In front at the distance of 1/3 of a mile the shipping begins and extends for 2 miles in a body of some mile and 1/2 in breadth. It is a swamp of Spars and Masts shutting out the vision as far as water extends from a point of rocks close by on my right to the point on the left. … there is some 4 or 500 ships in the harbour and almost every tide brings in others and multitudes of Emigrants are constantly arriving showing as I think that the Dupes are not all dead yet. I expect that the mines will be literally crowded but I need not anticipate. …
Excerpts of a letter from Hiram Dwight Pierce to his wife Sara Jane Pierce.
Isaac Wallace Baker photographed this unidentified Chinese man, presumably as Baker traveled through the mining camps of California in his wagon-studio. This portrait, in which the man proudly displays his queue (long braid of hair), is one of the earliest known of an Asian in California.

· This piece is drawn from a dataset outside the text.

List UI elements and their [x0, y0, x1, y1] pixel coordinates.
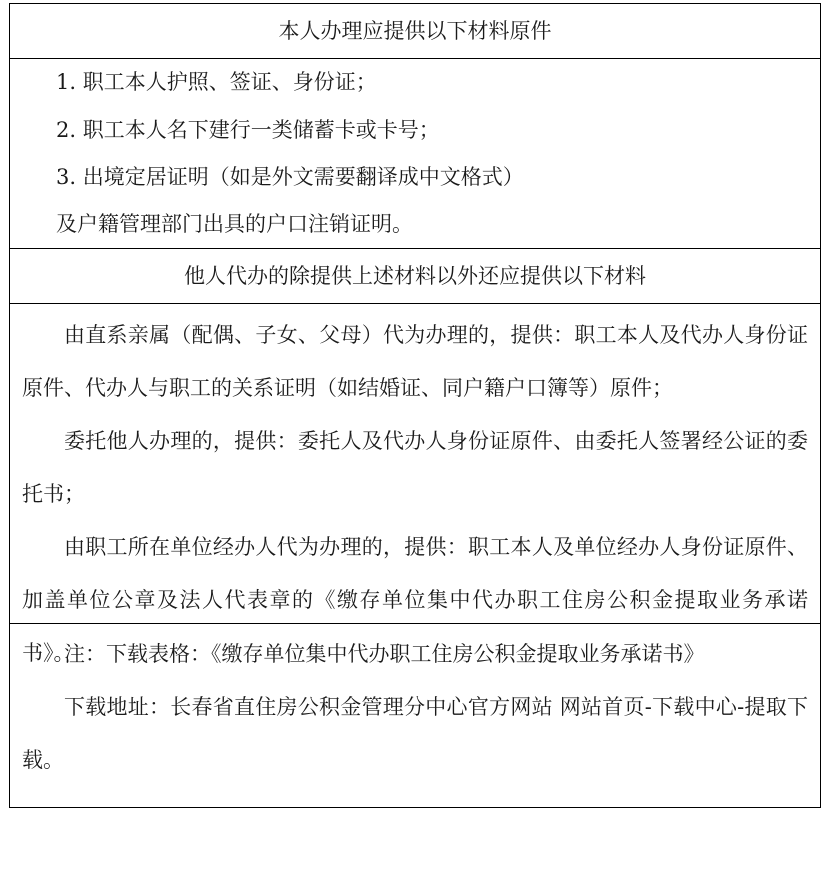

Coinciding with droughts, floods, and violent political rebellions in mainland China, the Gold Rush and corresponding economic boom in California drew many Chinese (mostly men) across the Pacific Ocean. The crossing was exceptionally unpleasant, lasting 62 days on average, with miserable conditions that modern scholars have compared to African slave ships. By the end of 1851, there were an estimated 4,000 Chinese nationals in California; by the end of 1852, just one year later, there were approximately 25,000. Before 1860, only 8% of the Chinese population stayed in San Francisco, while the vast majority sought their fortunes in the gold fields.